CHAPTER XIII.
THE EGYPTIAN HEAVENS—THE ZODIACS OF DENDERAH.
We can readily understand that in the very beginning of observations in all countries, the moment man began to observe anything, he took note of the stars, and as soon as he began to talk about them he must have started by defining, in some way or other, the particular stars he meant.
Observers would first consider the brightest stars, and separate them from the dimmer ones; they would then discuss the stars which never set, and separate them from those which did rise and set; then they would take the most striking configurations, whether large or small. They would naturally, in a Northern clime, choose out the constellation the Great Bear, or Orion, and for small groups the Pleiades. These would attract attention, and be named before anything else.
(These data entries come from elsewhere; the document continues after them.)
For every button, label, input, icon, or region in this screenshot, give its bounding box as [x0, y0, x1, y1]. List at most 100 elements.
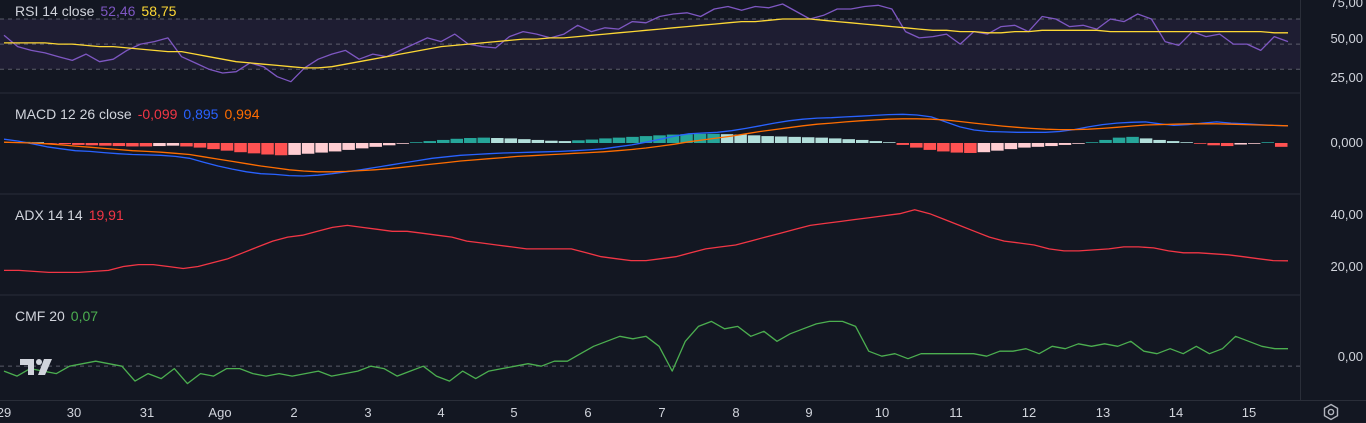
macd-histogram-bar	[1126, 136, 1139, 143]
macd-histogram-bar	[126, 143, 139, 147]
macd-histogram-bar	[45, 143, 58, 144]
macd-histogram-bar	[1072, 143, 1085, 144]
time-tick-label: 10	[875, 405, 889, 420]
macd-histogram-bar	[815, 137, 828, 143]
macd-legend-value-1: -0,099	[137, 106, 178, 122]
macd-histogram-bar	[639, 136, 653, 143]
time-tick-label: 11	[949, 405, 963, 420]
macd-histogram-bar	[910, 143, 923, 148]
macd-histogram-bar	[450, 138, 464, 143]
macd-histogram-bar	[1045, 143, 1058, 147]
macd-histogram-bar	[869, 141, 883, 143]
adx-legend-value-1: 19,91	[88, 207, 124, 223]
price-tick-label: 40,00	[1330, 207, 1363, 222]
macd-legend-title: MACD 12 26 close	[15, 106, 132, 122]
macd-histogram-bar	[437, 139, 450, 143]
macd-histogram-bar	[693, 133, 707, 143]
macd-histogram-bar	[464, 138, 477, 143]
cmf-legend[interactable]: CMF 20 0,07	[15, 308, 104, 324]
macd-histogram-bar	[518, 139, 531, 143]
macd-histogram-bar	[234, 143, 247, 153]
macd-histogram-bar	[558, 141, 572, 143]
macd-histogram-bar	[1099, 139, 1112, 143]
macd-histogram-bar	[666, 134, 680, 143]
macd-histogram-bar	[1058, 143, 1072, 145]
rsi-legend[interactable]: RSI 14 close 52,46 58,75	[15, 3, 182, 19]
macd-histogram-bar	[1031, 143, 1045, 147]
macd-histogram-bar	[180, 143, 193, 147]
series-line-cmf	[3, 320, 1288, 385]
macd-histogram-bar	[166, 143, 180, 146]
macd-histogram-bar	[1085, 142, 1099, 143]
macd-histogram-bar	[274, 143, 288, 156]
time-tick-label: 7	[658, 405, 665, 420]
time-tick-label: 30	[67, 405, 81, 420]
price-tick-label: 25,00	[1330, 70, 1363, 85]
macd-histogram-bar	[139, 143, 153, 147]
price-tick-label: 0,00	[1338, 349, 1363, 364]
time-axis[interactable]: 29 30 31 Ago 2 3 4 5 6 7 8 9 10 11 12 13 14 15	[0, 400, 1366, 422]
macd-histogram-bar	[1180, 142, 1193, 143]
time-tick-label: 14	[1169, 405, 1183, 420]
rsi-legend-value-1: 52,46	[100, 3, 136, 19]
cmf-legend-title: CMF 20	[15, 308, 65, 324]
macd-histogram-bar	[193, 143, 207, 148]
macd-legend-value-3: 0,994	[224, 106, 260, 122]
macd-histogram-bar	[247, 143, 261, 154]
macd-histogram-bar	[801, 137, 815, 143]
time-tick-label: 3	[364, 405, 371, 420]
macd-histogram-bar	[301, 143, 315, 154]
time-tick-label: 5	[510, 405, 517, 420]
macd-histogram-bar	[680, 134, 693, 143]
macd-histogram-bar	[1247, 143, 1261, 144]
adx-legend[interactable]: ADX 14 14 19,91	[15, 207, 130, 223]
macd-histogram-bar	[572, 140, 585, 143]
chart-area[interactable]	[0, 0, 1300, 400]
series-line-rsi-ma	[4, 18, 1288, 69]
time-tick-label: 12	[1022, 405, 1036, 420]
macd-histogram-bar	[964, 143, 977, 153]
macd-histogram-bar	[99, 143, 112, 146]
macd-histogram-bar	[1193, 143, 1207, 144]
time-tick-label: 8	[732, 405, 739, 420]
time-tick-label: 15	[1242, 405, 1256, 420]
price-tick-label: 75,00	[1330, 0, 1363, 10]
macd-histogram-bar	[85, 143, 99, 146]
macd-histogram-bar	[315, 143, 328, 153]
macd-histogram-bar	[747, 135, 761, 143]
macd-legend-value-2: 0,895	[183, 106, 219, 122]
macd-histogram-bar	[991, 143, 1004, 151]
time-tick-label: 4	[437, 405, 444, 420]
cmf-legend-value-1: 0,07	[70, 308, 99, 324]
macd-histogram-bar	[855, 139, 869, 143]
macd-histogram-bar	[342, 143, 355, 150]
series-line-rsi	[3, 3, 1289, 83]
macd-histogram-bar	[504, 138, 518, 143]
macd-histogram-bar	[896, 143, 910, 145]
macd-histogram-bar	[1207, 143, 1220, 146]
time-tick-label: 9	[805, 405, 812, 420]
macd-histogram-bar	[774, 136, 788, 143]
macd-histogram-bar	[355, 143, 369, 149]
indicator-chart-svg	[0, 3, 1300, 385]
macd-histogram-bar	[112, 143, 126, 147]
macd-histogram-bar	[288, 143, 301, 155]
macd-histogram-bar	[612, 137, 626, 143]
macd-histogram-bar	[531, 139, 545, 143]
time-tick-label: Ago	[208, 405, 231, 420]
macd-histogram-bar	[626, 136, 639, 143]
macd-histogram-bar	[423, 141, 437, 143]
macd-histogram-bar	[937, 143, 950, 152]
macd-histogram-bar	[1018, 143, 1031, 148]
price-tick-label: 0,000	[1330, 135, 1363, 150]
macd-histogram-bar	[1220, 143, 1234, 147]
macd-histogram-bar	[828, 138, 842, 143]
price-axis[interactable]: 75,00 50,00 25,00 0,000 40,00 20,00 0,00	[1300, 0, 1366, 400]
macd-legend[interactable]: MACD 12 26 close -0,099 0,895 0,994	[15, 106, 266, 122]
time-tick-label: 29	[0, 405, 11, 420]
macd-histogram-bar	[950, 143, 964, 153]
settings-icon[interactable]	[1322, 403, 1340, 421]
macd-histogram-bar	[153, 143, 166, 147]
tradingview-logo-icon[interactable]	[18, 356, 58, 378]
macd-histogram-bar	[58, 143, 72, 145]
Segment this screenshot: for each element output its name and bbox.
Then, later on, it would be imperative, in order to connect their solar with their stellar observations, that they should name the stars which lay along the sun's path in the heavens, or those the rising of which heralded the sunrise at their festivals. They would confine their attention to a belt round the equator rather than consider the configuration of stars half-way between the equator and the north pole. In all countries—India, China, Babylonia, Egypt—they had eventually such a girdle round the heavens, called by different names in different countries, and the use of this girdle of stars, which sometimes consisted of twenty-eight stations, sometimes of twenty-seven, and sometimes of less, was to enable them to define the place of the sun, moon, or of any of the planets in relation to any of these stars.
Not very many years ago, when the literature of China and India was as a sealed book, and the hieroglyphics of Egypt and the wedges of Babylonia were still unread, we had to depend for the earliest traces of astronomical observation upon the literatures of Greece and Syria, and according to these sources the asterisms first specialised and named were as follows:—
| The Great Bear | Job (xxxviii. 31), Homer. |
| Orion | Job (ix. 9), Homer, Hesiod. |
| Pleiades, Hyades | Job (xxxviii. 31), Homer, Hesiod. |
| Sirius and the Great Dog | Hesiod (viii.), the name; Homer called it the Star of Autumn. |
| Aldebaran, the Bull | Homer, Hesiod. |
| Arcturus | Job (ix. 9; xxxviii. 32), Homer, Hesiod. |
| The Little Bear | Thales, Eudoxus, Aratus. |
| The Dragon | Eudoxus, Aratus. |
In the Book of Job we read, "Canst thou bind the sweet influences of Pleiades, or loose the bands of Orion? Canst thou bring forth Mazzaroth in his season? or canst thou guide Arcturus with his sons?"
Here we have the difficulty which has met everybody in going back into these old records, because there was no absolute necessity for a common language at the time; it was open to everyone to call the stars any name they chose in any country, therefore it is difficult for scholars to find out what particular stars or constellations were meant by any particular words. In the Revised Version, Arcturus has given place to "the Bear with its train," and even our most distinguished scholars do not know what Mazzaroth means. I wrote to Professor Robertson Smith to ask him to give me the benefit of his great knowledge, and he tells me that Mazzaroth is probably that band of stars round the ecliptic or round the equator to which I have referred, but he will only commit himself to the statement that it is a probable enough conjecture; other people believe that it was a reference to the Milky Way.
I mention this to show how very difficult this inquiry really is. The "seven stars" are held by many to mean the Pleiades, and not the Great Bear; but this, I think, is very improbable.
Much is to be hoped from the study of the Babylonian records in relation to the Egyptian ones. This is a point I shall return to in the sequel.
In observing stars nowadays, we use a transit circle which is carried round by the earth so as to pick up the stars in different circles round the axis of the earth prolonged, and by altering the inclination of the telescope of this instrument we can first get a circle of one declination and then a circle of another.